Op het rechter paneel zien we een geopende hand. Het kan een hand zijn die vraagt, ontvangt of juist uitdeelt. Al deze handgebaren met hun emotie en intentie daarachter zijn te vinden in een ziekenhuis. De patiënt die zorg nodig heeft en ontvangt. Of omgekeerd, een hulpverlener die terugontvangt van een patiënt. Patiënten die elkaar onderling ondersteunen in datgene wat zij meemaken. De hand staat voor intermenselijk contact.

De geopende hand kan ook verwijzen naar de vraag die in Psalm 121 gesteld wordt: “Ik sla mijn ogen op naar de bergen, van waar komt mijn hulp?” Een vraag die in een ziekenhuis vaak zal klinken.
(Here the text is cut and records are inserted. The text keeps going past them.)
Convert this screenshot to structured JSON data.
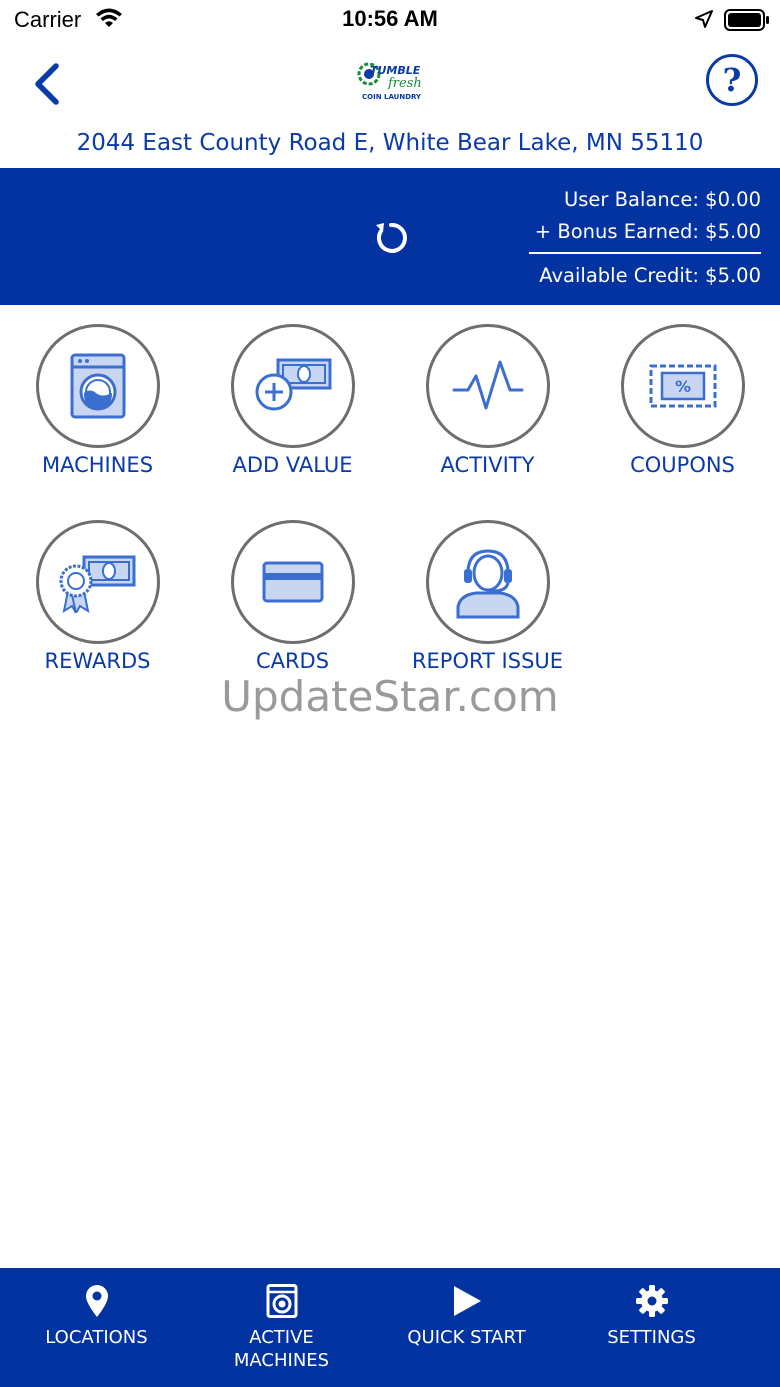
{
  "status_bar": {
    "carrier": "Carrier",
    "time": "10:56 AM",
    "icons": [
      "wifi-icon",
      "location-arrow-icon",
      "battery-icon"
    ]
  },
  "header": {
    "back_icon": "chevron-left-icon",
    "logo": {
      "line1": "TUMBLE",
      "line2": "fresh",
      "line3": "COIN LAUNDRY"
    },
    "help_label": "?",
    "address": "2044 East County Road E, White Bear Lake, MN 55110"
  },
  "balance": {
    "refresh_icon": "refresh-icon",
    "user_balance": "User Balance: $0.00",
    "bonus_earned": "+ Bonus Earned: $5.00",
    "available_credit": "Available Credit: $5.00"
  },
  "menu": [
    {
      "label": "MACHINES",
      "icon": "washer-icon"
    },
    {
      "label": "ADD VALUE",
      "icon": "add-money-icon"
    },
    {
      "label": "ACTIVITY",
      "icon": "pulse-icon"
    },
    {
      "label": "COUPONS",
      "icon": "coupon-icon"
    },
    {
      "label": "REWARDS",
      "icon": "reward-ribbon-icon"
    },
    {
      "label": "CARDS",
      "icon": "credit-card-icon"
    },
    {
      "label": "REPORT ISSUE",
      "icon": "headset-agent-icon"
    }
  ],
  "watermark": "UpdateStar.com",
  "tabbar": [
    {
      "label": "LOCATIONS",
      "icon": "map-pin-icon"
    },
    {
      "label": "ACTIVE\nMACHINES",
      "icon": "washer-icon"
    },
    {
      "label": "QUICK START",
      "icon": "play-icon"
    },
    {
      "label": "SETTINGS",
      "icon": "gear-icon"
    }
  ],
  "colors": {
    "brand_blue": "#0333a1",
    "text_blue": "#0a3aa8",
    "icon_blue": "#3a6fd0",
    "icon_fill": "#c9d6f2",
    "circle_gray": "#6e6e6e"
  }
}
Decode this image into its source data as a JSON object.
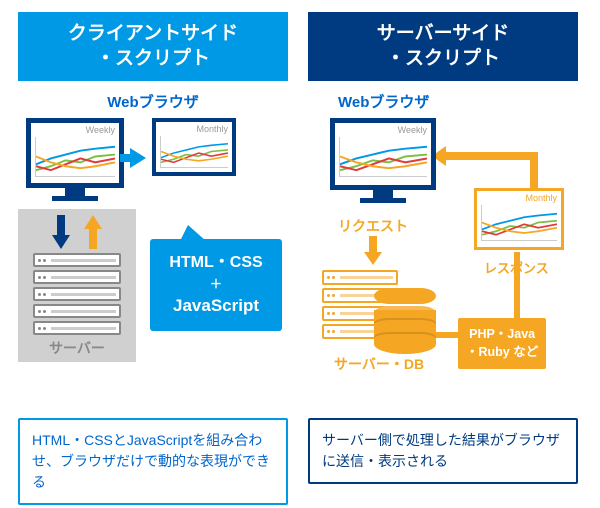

In de joodse traditie had en heeft deze Psalm een rol binnen de gebeden van de reiziger, het wordt wel een pelgrimspsalm genoemd.

De aanduiding ‘berg’ kan in de Bijbel zowel positieve als ook negatieve connotaties hebben. Het positieve beeld is dat hemel en aarde elkaar op een berg kunnen ontmoeten, zo ook God en mens. De berg kan ook datgene symboliseren waar je als mens tegen op ziet, wat er op je afkomt aan pijn, verlies, ziekte, rouw. Waar komt mijn hulp vandaan? Je kunt deze Psalm ook lezen als de belofte dat God op de berg aanwezig is. Juist in die ellende, op die berg, is God aanwezig.

De berg op het glaspaneel is oranjerood van kleur en verwijst naar de warmte, het licht en de liefde van God.

“De HEER houdt de wacht over je gaan en je komen van nu tot in eeuwigheid”, zegt de psalmist vol vertrouwen en belofte.

De hand in dit kunstwerk verwijst naar het verlangen van de mens om God te ervaren. Tegelijkertijd is het ook de hand die de Eeuwige uitstrekt naar de mens die daarnaar verlangt. De hand als teken van Gods belofte aan de mens nabij te zijn zowel op de bergen als in de dalen van het leven.